Other things you need to keep track of
- Advertising expenses
- Any expenses such as cars, trucks or forklifts
- Any reference numbers, such as receipt numbers, transaction number, vendor numbers and invoice numbers.
- Bank service charges
- Cell phones and telephones expenses
- Credit card purchases
- Dates the any transactions were made on.
- Deposits and withdraws from bank accounts.
- Entertainment expenses
- Incoming and out going check numbers.
- Insurances coverage's
- Interest income is any income from interest such as bank accounts.
- Magazine subscriptions
- Miscellaneous expenses
- Office expenses
- Other income is from income that comes from other places other than the main service or products you provide.
- Petty cash
- Post office fees such as freight charges are any thing you have shipped in the mail or by truck.
- Purchase discount, some companies offer a discount if you pay their bill before the end of the grace period. Usually with in a certain amount of days after the purchase.
- Purchase returns are any thing you bought and returned to the store.
- Rental equipment
- Rental expenses
- Sales discounts are any discounts you give to the customer for what ever reason.
- Sales returns are any money you give back to the customer for unsatisfied services or products.
- Supplies for the business
- Travel
- Utilities
- What account the transactions were made on.
- It is best to keep track of every dollar, incoming or out going.
- Automatic payments are very easy to over look sometimes.
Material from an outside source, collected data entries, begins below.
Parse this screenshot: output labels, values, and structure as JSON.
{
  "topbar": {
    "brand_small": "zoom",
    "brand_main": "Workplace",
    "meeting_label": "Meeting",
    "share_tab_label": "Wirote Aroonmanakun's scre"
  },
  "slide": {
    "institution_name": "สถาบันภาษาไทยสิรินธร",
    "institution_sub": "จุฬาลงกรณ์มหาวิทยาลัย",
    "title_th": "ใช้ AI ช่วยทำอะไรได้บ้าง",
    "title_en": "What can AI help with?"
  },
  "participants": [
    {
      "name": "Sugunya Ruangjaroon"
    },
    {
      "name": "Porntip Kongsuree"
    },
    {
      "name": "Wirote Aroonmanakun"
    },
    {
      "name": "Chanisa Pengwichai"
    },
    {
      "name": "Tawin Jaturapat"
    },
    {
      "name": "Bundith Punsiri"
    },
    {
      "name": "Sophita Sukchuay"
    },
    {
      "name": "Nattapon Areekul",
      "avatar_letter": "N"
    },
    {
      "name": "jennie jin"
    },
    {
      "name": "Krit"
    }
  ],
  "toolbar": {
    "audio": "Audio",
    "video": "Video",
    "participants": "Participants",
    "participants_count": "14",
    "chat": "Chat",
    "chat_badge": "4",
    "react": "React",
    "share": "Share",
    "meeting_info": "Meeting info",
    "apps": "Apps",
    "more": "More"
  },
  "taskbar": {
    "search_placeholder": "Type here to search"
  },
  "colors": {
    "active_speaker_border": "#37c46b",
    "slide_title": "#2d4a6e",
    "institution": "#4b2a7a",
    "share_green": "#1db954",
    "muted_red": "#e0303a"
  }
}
Keep a watch to make sure you are still using the services the payment are going towards.
Taxes
There are many taxes you will need to keep track of city tax, state tax, sales tax, federal, social security, Medicare just to name a few.
Before you hire any accountant
Interview them, be sure to find out before you set up the interview it there is a charge for the interview.
Interview a few of them, and see how well you get along with them. You need to be sure you can communicate clearly with them.
Make sure you talk to the advisor and not the assistant for the interview.
Bring anyone else that will be communicating with the accountant to the interview. That way you can make sure they get along also.
Get some references from the accountant and contact them to see what others have to say.